Become a premium member for just $10 your first year - deal ends December 31.

Jaguar XKSS – Classic Cars for Sale

By Andrew Newton
Jaguar XK-SS For SaleFeatured in this classified ad from Road & Track‘s June 1964 issue is an example of one of the most exclusive, desirable, and drop dead gorgeous sports cars to have ever graced this earth. Just sixteen Jaguar XK Super Sports, or XKSS’s, were built in Coventry during a short production run in 1957.
These days, the XKSS is near the top of everybody’s dream car wish list. Meanwhile, their rarity means that their value sits well into the millions and they almost never come up for public sale. Back in 1957, though, Jaguar wasn’t trying to create the world’s most sought after car or even to capitalize on the racing success of the D-Type by making a street version. Instead they were simply trying to solve the practical problem of what to do with all of their unsold D-Types, and what resulted was almost like a reverse-homologation special.
Although the D-Type duly earned itself icon status by winning Le Mans three times, even in 1956, Jaguar, who withdrew from factory racing that year, found the car hard to sell. In November 1956 there were 29 D-Types in stock at the factory. And with racing car technology evolving at its ceaseless pace, there was no way all of the cars were going to find buyers. There wasn’t a clear solution to the problem, but a suggestion from the United States (possibly importer Johannes Eerdmans) led Jaguar to believe that a road-going sports car based on the D-Type could be an easy sell in the all-important North American market.
The process of making a D-Type into an XKSS was remarkably simple. So simple, in fact, that the prototype, Chassis XKSS701, is said to have taken only three days to get together. What Jaguar took off of the D-Type were the metal spine running between the seats as well as the headrest, while what they added for the XKSS were a curved windscreen with two wipers and a rear-view mirror, a folding top, a passenger door, a perforated panel over the side pipe, and minimalist chrome bumpers. To give at least some degree of utility, a luggage rack was also fitted to the back of the trunkless Jaguar.
Everything else was all D-Type. From the 3,442 XK motor fitted with three 45mm Webers to the 37 gallon fuel tank and 12.75 inch Dunlop disc brakes, the XKSS was exactly what it was supposed to be, a racing car for the street. The initial price was $6,9000 (the XKSS was intended for North America and never officially listed in the UK), but this price was later reduced.
There were never going to be very many XKSS’s, but an incident on February 12, 1957, cut production even shorter. After most of the staff had gone home, a fire broke out on the north end of the factory, and parts of the assembly line as well as part of the service department suffered serious damage. Around 300 cars in total were written off, including the XKSS’s that were under construction in the service department. Thankfully no one was hurt, but it was the death knell for the XKSS. In the end, only sixteen cars left Browns Lane before the end of 1957. In all, two cars went to Canada, one to Hong Kong, and the rest to the United States, where among the well-heeled owners was actor Steve McQueen, who used XKSS713 all around Los Angeles. He nicknamed his car the “Green Rat” and even had upholsterer Tony Nancy and pin-striper Von Dutch add personal flare to the interior.

D Type Concours Jag XK SS
1957 Jaguar XKSS, Chassis XKSS769, at Pebble Beach in 2010 (photo: Tim Scott)

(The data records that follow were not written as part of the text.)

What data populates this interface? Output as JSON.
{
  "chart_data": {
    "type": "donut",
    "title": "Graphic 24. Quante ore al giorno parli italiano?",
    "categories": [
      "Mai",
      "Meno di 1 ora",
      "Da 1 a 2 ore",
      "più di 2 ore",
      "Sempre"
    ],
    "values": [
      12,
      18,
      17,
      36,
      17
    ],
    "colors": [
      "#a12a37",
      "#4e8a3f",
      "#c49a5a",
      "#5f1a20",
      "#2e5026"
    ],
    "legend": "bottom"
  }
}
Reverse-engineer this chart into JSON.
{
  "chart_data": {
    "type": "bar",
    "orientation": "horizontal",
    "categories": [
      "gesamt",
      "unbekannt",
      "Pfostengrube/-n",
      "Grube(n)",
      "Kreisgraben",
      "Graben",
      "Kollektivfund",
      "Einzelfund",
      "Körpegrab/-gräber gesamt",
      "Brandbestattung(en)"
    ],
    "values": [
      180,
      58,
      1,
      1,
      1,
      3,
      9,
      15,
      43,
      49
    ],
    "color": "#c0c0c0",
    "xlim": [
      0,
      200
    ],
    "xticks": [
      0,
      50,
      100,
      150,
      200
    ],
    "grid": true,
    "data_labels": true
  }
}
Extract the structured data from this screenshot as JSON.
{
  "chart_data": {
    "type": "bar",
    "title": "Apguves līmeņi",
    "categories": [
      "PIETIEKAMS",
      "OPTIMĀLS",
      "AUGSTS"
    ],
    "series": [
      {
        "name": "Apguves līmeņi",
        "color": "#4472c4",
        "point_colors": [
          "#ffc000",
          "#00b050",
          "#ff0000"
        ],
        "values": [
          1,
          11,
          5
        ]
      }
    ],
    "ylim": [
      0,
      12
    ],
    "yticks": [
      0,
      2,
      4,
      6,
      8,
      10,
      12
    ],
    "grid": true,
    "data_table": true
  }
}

This XKSS featured in the classified ad has a somewhat less storied past than McQueen’s car, but it is almost certainly XKSS769, formerly D-Type Chassis 550, and therefore the very last XKSS sold. XKSS769 left Coventry in November of 1957, and before long it was painted maroon and modified for racing in the SCCA’s C-Modified class. Its best results with a driver named Tossie Alex seem to be a podium finish at Road America in 1959 and at Wilmot in 1960. The car was raced sporadically into the 1960s, but it wasn’t getting any more competitive, possibly explaining this 1964 sale. It is unclear, however, what exactly is meant by “fully restored”. The car wasn’t even seven years old yet. XKSS769 led a fairly quiet life before being bought by Gerald Nell of Wisconsin in 1991. He used the priceless car in numerous historic events over the next eighteen years, surely enjoying every second behind the wheel. In 2009, the car joined a private collection in the UK. Its last major appearance to speak of was at the Pebble Beach Concours d’Elegance in 2010.
The price in this classified is a staggering $6,000. In 2013 dollars, that comes to about $44,500. Today, collectors would probably be tripping over each other to pay a hundred times that. At one time just an obsolete racer and now one of the most lusted after things on four wheels, the change in attitudes towards this and indeed all other XKSS’s is indeed a remarkable one.